Closed olibclarke closed 5 years ago
Hmm - it completed, but all the micrographs it has written are full of NaNs. the command I used was:
topaz preprocess -s 8 -o processed/micrographs/ J89/motioncorrected/*doseweighted.mrc
I have run this on other micrographs processedin the same way without issues - am I doing something obviously dense?
You can turn on progress notifcation with the -v flag.
That's a weird error. I haven't seen NaNs pop up in micrographs after preprocessing before. Are you still on v0.2.1 of topaz?
Yep, on 0.2.1. Interestingly, if I process a single micrograph it looks normal (see attached) - it is only when processing all at once that they are all filled with NaNs.
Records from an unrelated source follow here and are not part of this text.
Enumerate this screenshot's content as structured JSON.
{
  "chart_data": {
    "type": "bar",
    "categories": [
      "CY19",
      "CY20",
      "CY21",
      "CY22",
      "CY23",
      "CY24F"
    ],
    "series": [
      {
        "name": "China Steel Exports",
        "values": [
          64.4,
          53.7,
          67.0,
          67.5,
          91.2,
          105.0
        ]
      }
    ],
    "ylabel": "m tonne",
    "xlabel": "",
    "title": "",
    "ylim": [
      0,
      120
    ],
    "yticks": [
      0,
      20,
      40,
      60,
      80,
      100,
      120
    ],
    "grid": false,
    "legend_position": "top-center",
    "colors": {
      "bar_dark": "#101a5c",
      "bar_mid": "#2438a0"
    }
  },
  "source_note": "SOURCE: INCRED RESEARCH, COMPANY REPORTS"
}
Interesting, you may be in some sort of bad corner case for the parameter estimation algorithm. Does it require the whole dataset to cause the error or is there some sort of minimal subset you could share with me for debugging?
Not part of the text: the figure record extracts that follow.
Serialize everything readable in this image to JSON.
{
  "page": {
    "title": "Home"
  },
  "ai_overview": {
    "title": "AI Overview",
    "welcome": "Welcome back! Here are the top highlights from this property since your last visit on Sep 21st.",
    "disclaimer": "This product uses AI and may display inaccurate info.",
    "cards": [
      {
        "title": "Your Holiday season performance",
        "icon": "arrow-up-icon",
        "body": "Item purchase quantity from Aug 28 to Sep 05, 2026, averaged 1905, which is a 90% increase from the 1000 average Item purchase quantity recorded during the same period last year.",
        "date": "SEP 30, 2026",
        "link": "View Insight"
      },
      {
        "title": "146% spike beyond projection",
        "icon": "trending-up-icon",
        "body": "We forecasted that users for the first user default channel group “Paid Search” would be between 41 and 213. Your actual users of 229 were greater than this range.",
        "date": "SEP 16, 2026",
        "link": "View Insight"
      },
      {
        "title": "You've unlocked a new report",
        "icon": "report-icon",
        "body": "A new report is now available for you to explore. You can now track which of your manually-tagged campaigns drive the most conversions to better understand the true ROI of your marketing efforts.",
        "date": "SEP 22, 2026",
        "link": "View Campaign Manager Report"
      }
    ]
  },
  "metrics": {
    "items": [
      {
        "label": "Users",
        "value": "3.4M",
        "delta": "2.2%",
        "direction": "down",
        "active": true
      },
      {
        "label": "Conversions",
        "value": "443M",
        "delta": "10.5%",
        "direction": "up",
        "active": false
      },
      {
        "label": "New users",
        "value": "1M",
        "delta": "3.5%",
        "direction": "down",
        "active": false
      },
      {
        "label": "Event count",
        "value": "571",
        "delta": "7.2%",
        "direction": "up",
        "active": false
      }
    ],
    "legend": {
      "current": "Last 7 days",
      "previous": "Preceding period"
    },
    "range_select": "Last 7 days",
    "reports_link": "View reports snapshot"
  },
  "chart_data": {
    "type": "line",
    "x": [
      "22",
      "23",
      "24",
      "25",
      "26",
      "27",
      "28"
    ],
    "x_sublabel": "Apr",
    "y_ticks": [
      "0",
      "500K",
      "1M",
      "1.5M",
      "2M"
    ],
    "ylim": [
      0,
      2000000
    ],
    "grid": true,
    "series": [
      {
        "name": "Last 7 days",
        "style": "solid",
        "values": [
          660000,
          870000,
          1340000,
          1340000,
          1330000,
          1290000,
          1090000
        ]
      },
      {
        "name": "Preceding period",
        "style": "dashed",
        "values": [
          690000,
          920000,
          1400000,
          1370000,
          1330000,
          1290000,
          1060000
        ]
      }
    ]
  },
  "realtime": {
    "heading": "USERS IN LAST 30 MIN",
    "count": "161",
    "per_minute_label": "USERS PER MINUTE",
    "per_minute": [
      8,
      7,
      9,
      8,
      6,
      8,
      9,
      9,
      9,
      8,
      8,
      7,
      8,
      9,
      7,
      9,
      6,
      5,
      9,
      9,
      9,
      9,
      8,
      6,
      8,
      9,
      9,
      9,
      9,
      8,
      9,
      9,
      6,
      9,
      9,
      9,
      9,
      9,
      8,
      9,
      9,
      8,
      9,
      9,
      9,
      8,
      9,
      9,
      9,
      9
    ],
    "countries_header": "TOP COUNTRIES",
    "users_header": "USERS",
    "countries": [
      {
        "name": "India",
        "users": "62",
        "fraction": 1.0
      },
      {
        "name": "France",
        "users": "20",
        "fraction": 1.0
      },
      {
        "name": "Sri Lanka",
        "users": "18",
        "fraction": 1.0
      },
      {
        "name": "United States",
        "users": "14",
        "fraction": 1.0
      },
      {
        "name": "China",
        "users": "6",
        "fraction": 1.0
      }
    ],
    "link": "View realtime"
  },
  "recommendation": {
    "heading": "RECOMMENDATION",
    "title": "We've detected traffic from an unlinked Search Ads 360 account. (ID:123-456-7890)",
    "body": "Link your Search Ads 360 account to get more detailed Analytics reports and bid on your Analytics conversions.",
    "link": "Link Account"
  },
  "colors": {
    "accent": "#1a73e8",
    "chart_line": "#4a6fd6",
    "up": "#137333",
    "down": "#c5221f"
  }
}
That said, I changed the algorithm in the current version of topaz on github which will likely fix the problem. It hasn't been released as a stable version on conda, etc., yet, but you can install it by pulling the most recent github release. It allows micrographs to be processed in a stream and for preprocessing to be GPU accelerated as well.
Not sure - I'll take a look and see if I can find a smaller subset that shows the issue, so far I've only tried the whole dataset or one micrograph
It would probably be faster to just switch to the most recent topaz version here. Also, if the per micrograph run looks fine, then I would just go with those.
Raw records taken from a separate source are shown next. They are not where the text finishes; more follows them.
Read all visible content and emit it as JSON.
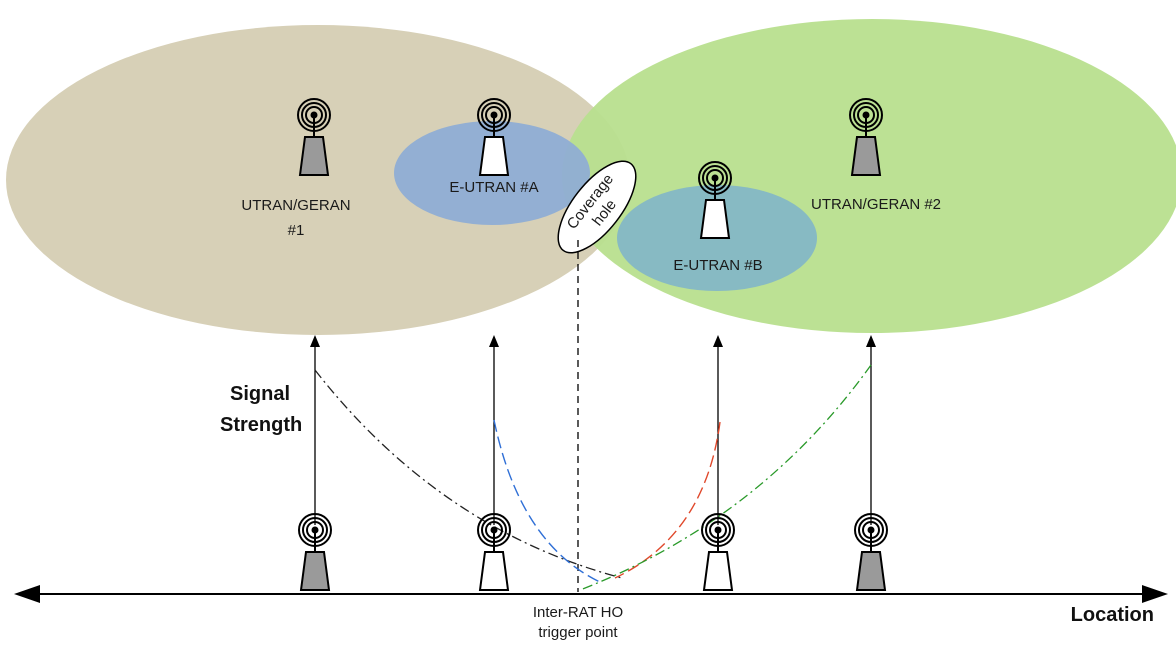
{
  "cells": {
    "utran1": {
      "line1": "UTRAN/GERAN",
      "line2": "#1",
      "color": "#d7d0b7"
    },
    "utran2": {
      "label": "UTRAN/GERAN #2",
      "color": "#b8df8e"
    },
    "eutranA": {
      "label": "E-UTRAN #A",
      "color": "#8fadd4"
    },
    "eutranB": {
      "label": "E-UTRAN #B",
      "color": "#84b7c5"
    }
  },
  "coverage_hole": {
    "line1": "Coverage",
    "line2": "hole"
  },
  "signal_label": {
    "line1": "Signal",
    "line2": "Strength"
  },
  "axis_label": "Location",
  "trigger": {
    "line1": "Inter-RAT HO",
    "line2": "trigger point"
  },
  "curve_colors": {
    "utran1": "#222222",
    "eutranA": "#2f6fd6",
    "eutranB": "#e0482b",
    "utran2": "#2a9a2a"
  },
  "icon_fills": {
    "utran": "#9a9a9a",
    "eutran": "#ffffff"
  }
}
you mean just running topaz preprocess
in a for loop across all the mics? I can do that. I'll try the dev branch, too
Yeah, that's what I meant.
Since this seems to a bug in the old algorithm, I'm going to close this issue. If it does come up in the dev version or you have any other questions about it please open a new one.
Hi,
When running topaz_preprocess to downsample and normalize, it would be nice if it gave an indication of how long it was going to take. I am running it on a large (3300 mic) dataset right now, and with 24 workers it has already taken ~30min, with no indication (apart from running processes) that it is doing anything - no mics written and nothing written to stdout. Is it normal that it does not output the processed micrographs until the end?
Cheers Oli